Faith communities in Ireland hold assets. Investments. Pension funds. Property. Every euro sitting in fossil fuel companies, in extractive industries, in systems that are blowing through the ecological ceiling — is a vote for the hole in the Doughnut. Divestment is not a gesture. It is a moral realignment of your legacy. The Church of England has done it. The Vatican’s Laudato Si’ investment framework points the way. Irish faith institutions can and must follow. Not eventually. Now.

2. change the goal. Publicly.

Ireland’s national goal is GDP growth. That is a political choice, not a law of nature. Wales changed it. New Zealand changed it.

Ireland can change it but it needs voices with moral authority to say so, loudly, in public.

Advocate for a Well-being of Future Generations Act for Ireland. Bring it to your councils, your assemblies. Write to your TDs.

Name it as a justice issue, because it is. Because our economy is a house of cards and a moral failure to our society.

3. adopt something broken and restore it.

You have land. You have communities. You have presence everywhere on this island. I am asking you to make a covenant — not a project, not a programme, a covenant — with something that is broken and needs tending. A river. A hedge. A parish of soil. A community food system. Make it intergenerational. Make it accountable. Make it real.

Because the restoration of Ireland’s rivers, soils, and biodiversity cannot happen from a government department. It happens community by community. Watershed by watershed. Parish by parish.

This is your oldest tradition. Care for the earth is not a new idea. The Doughnut simply gives it a framework and tools and an urgency.


I don’t normally have asks at the end of my session, I’ve previously thought of them as educational. But the asks really resonated and the slogan “move the money” was picked up several times in the afternoon.

Taking a strong position with some of Irelands oldest institutions in the room felt distinctly different.

sharing the rope to make a circle representing the outer planetary boundaries
me explaining something before the rain drove us back indoors where we finished the workshop, conversations and reflections

With a room of people who are from the global south and/or have lived decades working on social justice in religious life the reflections from Step into the doughnut were distinctive.

After step into the doughnut workshop Lara and I ran a session we’d specifically designed Collaborative Action Labs: Call to Action – Advancing Collaboration.

For this piece we combined time travel, drawing and with doughnut rapid mapping in small groups. The conversations were noisy, a sure sign of success.

A plenary followed where good strong conversations persisted and actions discussed.

The afternoon session had quiet reflection time where everyone was invited to capture and share there one collaborative action

Lara and I with everyone’s 1 key action to take away from the day.

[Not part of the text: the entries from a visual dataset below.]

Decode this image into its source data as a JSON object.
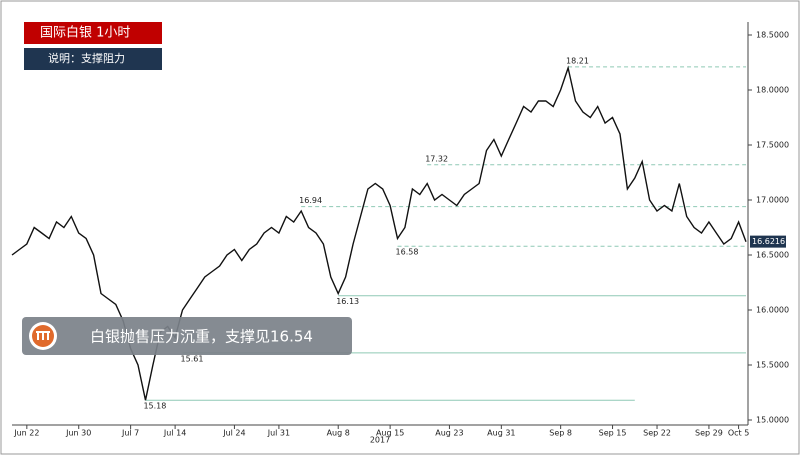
{
  "chart_data": {
    "type": "line",
    "title": "国际白银  1小时",
    "subtitle": "说明：支撑阻力",
    "annotation": "白银抛售压力沉重，支撑见16.54",
    "x_axis_year": "2017",
    "categories": [
      null,
      null,
      "Jun 22",
      null,
      null,
      null,
      null,
      null,
      null,
      "Jun 30",
      null,
      null,
      null,
      null,
      null,
      null,
      "Jul 7",
      null,
      null,
      null,
      null,
      null,
      "Jul 14",
      null,
      null,
      null,
      null,
      null,
      null,
      null,
      "Jul 24",
      null,
      null,
      null,
      null,
      null,
      "Jul 31",
      null,
      null,
      null,
      null,
      null,
      null,
      null,
      "Aug 8",
      null,
      null,
      null,
      null,
      null,
      null,
      "Aug 15",
      null,
      null,
      null,
      null,
      null,
      null,
      null,
      "Aug 23",
      null,
      null,
      null,
      null,
      null,
      null,
      "Aug 31",
      null,
      null,
      null,
      null,
      null,
      null,
      null,
      "Sep 8",
      null,
      null,
      null,
      null,
      null,
      null,
      "Sep 15",
      null,
      null,
      null,
      null,
      null,
      "Sep 22",
      null,
      null,
      null,
      null,
      null,
      null,
      "Sep 29",
      null,
      null,
      null,
      "Oct 5",
      null
    ],
    "series": [
      {
        "name": "Silver",
        "color": "#111111",
        "values": [
          16.5,
          16.55,
          16.6,
          16.75,
          16.7,
          16.65,
          16.8,
          16.75,
          16.85,
          16.7,
          16.65,
          16.5,
          16.15,
          16.1,
          16.05,
          15.9,
          15.65,
          15.5,
          15.18,
          15.5,
          15.8,
          15.85,
          15.75,
          16.0,
          16.1,
          16.2,
          16.3,
          16.35,
          16.4,
          16.5,
          16.55,
          16.45,
          16.55,
          16.6,
          16.7,
          16.75,
          16.7,
          16.85,
          16.8,
          16.9,
          16.75,
          16.7,
          16.6,
          16.3,
          16.15,
          16.3,
          16.6,
          16.85,
          17.1,
          17.15,
          17.1,
          16.95,
          16.65,
          16.75,
          17.1,
          17.05,
          17.15,
          17.0,
          17.05,
          17.0,
          16.95,
          17.05,
          17.1,
          17.15,
          17.45,
          17.55,
          17.4,
          17.55,
          17.7,
          17.85,
          17.8,
          17.9,
          17.9,
          17.85,
          18.0,
          18.2,
          17.9,
          17.8,
          17.75,
          17.85,
          17.7,
          17.75,
          17.6,
          17.1,
          17.2,
          17.35,
          17.0,
          16.9,
          16.95,
          16.9,
          17.15,
          16.85,
          16.75,
          16.7,
          16.8,
          16.7,
          16.6,
          16.65,
          16.8,
          16.62
        ]
      }
    ],
    "last_value": 16.6216,
    "levels": [
      {
        "value": 18.21,
        "style": "dashed",
        "x_range": [
          75,
          99
        ]
      },
      {
        "value": 17.32,
        "style": "dashed",
        "x_range": [
          56,
          99
        ]
      },
      {
        "value": 16.94,
        "style": "dashed",
        "x_range": [
          39,
          99
        ]
      },
      {
        "value": 16.58,
        "style": "dashed",
        "x_range": [
          52,
          99
        ]
      },
      {
        "value": 16.13,
        "style": "solid",
        "x_range": [
          44,
          99
        ]
      },
      {
        "value": 15.61,
        "style": "solid",
        "x_range": [
          23,
          99
        ]
      },
      {
        "value": 15.18,
        "style": "solid",
        "x_range": [
          18,
          84
        ]
      }
    ],
    "ylim": [
      15.0,
      18.5
    ],
    "yticks": [
      {
        "value": 15.0,
        "label": "15.0000"
      },
      {
        "value": 15.5,
        "label": "15.5000"
      },
      {
        "value": 16.0,
        "label": "16.0000"
      },
      {
        "value": 16.5,
        "label": "16.5000"
      },
      {
        "value": 17.0,
        "label": "17.0000"
      },
      {
        "value": 17.5,
        "label": "17.5000"
      },
      {
        "value": 18.0,
        "label": "18.0000"
      },
      {
        "value": 18.5,
        "label": "18.5000"
      }
    ],
    "grid": false
  }
}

Many thanks to Lara Kelly the Dominican Sisters Social Justice Officer and Toni from AMRI for the invitation to be in the room.

Lara has been working with doughnut economics building resources and adapting tools for different types of physical spaces and for less mobile groups including elderly people. She hosts a Dominican Sisters Virtual Cuppa across different congregations.

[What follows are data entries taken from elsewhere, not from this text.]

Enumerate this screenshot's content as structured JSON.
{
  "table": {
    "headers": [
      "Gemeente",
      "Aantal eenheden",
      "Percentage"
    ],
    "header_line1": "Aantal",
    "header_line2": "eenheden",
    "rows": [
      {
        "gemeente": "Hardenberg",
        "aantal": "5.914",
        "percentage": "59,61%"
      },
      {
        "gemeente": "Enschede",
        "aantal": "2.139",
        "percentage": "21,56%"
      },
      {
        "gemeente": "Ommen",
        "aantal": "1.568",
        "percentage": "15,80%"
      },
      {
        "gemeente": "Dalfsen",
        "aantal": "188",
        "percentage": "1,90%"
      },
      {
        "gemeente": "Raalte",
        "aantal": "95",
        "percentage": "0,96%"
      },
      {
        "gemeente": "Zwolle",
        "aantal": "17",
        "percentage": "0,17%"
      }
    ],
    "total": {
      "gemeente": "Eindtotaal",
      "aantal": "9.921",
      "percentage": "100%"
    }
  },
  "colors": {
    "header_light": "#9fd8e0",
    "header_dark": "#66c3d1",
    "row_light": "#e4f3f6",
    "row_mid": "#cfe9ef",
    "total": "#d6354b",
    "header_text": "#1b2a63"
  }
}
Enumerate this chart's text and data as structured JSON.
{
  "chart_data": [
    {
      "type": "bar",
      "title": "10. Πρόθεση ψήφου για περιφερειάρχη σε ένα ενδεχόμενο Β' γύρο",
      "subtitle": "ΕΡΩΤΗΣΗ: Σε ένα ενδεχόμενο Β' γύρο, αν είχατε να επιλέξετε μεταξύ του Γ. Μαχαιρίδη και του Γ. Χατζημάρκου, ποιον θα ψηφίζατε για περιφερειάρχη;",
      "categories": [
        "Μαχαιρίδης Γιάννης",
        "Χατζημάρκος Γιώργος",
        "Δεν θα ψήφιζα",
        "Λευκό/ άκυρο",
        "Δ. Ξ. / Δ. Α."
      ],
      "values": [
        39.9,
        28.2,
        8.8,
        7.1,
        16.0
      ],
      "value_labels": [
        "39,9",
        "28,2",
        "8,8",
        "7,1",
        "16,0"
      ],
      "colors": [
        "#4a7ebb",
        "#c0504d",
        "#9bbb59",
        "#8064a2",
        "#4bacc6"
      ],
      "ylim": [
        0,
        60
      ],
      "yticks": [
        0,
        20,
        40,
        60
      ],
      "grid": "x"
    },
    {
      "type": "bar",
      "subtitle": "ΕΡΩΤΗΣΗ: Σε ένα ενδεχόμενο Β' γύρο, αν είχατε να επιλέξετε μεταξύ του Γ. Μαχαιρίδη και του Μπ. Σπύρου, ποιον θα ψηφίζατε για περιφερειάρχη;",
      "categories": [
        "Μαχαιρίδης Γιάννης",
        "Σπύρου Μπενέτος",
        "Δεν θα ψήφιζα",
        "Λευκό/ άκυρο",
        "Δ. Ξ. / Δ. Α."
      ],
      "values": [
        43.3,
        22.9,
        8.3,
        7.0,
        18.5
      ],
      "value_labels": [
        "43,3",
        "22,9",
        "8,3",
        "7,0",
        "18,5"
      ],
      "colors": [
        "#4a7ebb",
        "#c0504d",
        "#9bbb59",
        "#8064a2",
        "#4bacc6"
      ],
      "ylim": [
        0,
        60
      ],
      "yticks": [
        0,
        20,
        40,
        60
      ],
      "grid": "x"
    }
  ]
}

Lara has written this booklet on Bringing faith communities into the Doughnut. If you are part of a religious congregation you maybe interested in reading and sharing it.

Lara has written this booklet on Bringing faith communities into the Doughnut. If you are part of a religious congregation you maybe interested in reading and sharing it.

You can read and share the pdf here.


Congregations and faith communities are some of Irelands oldest institutions. They have not always served Ireland well and have been complicit in some of the largest harms to women and children.

I want to acknowledge the support and collaboration the Dominican Sisters, Ronnie in particular and Lara have shared with me.

As Ireland moves further into this century and towards 2030 we will need everyone. How we find ways to work together is important.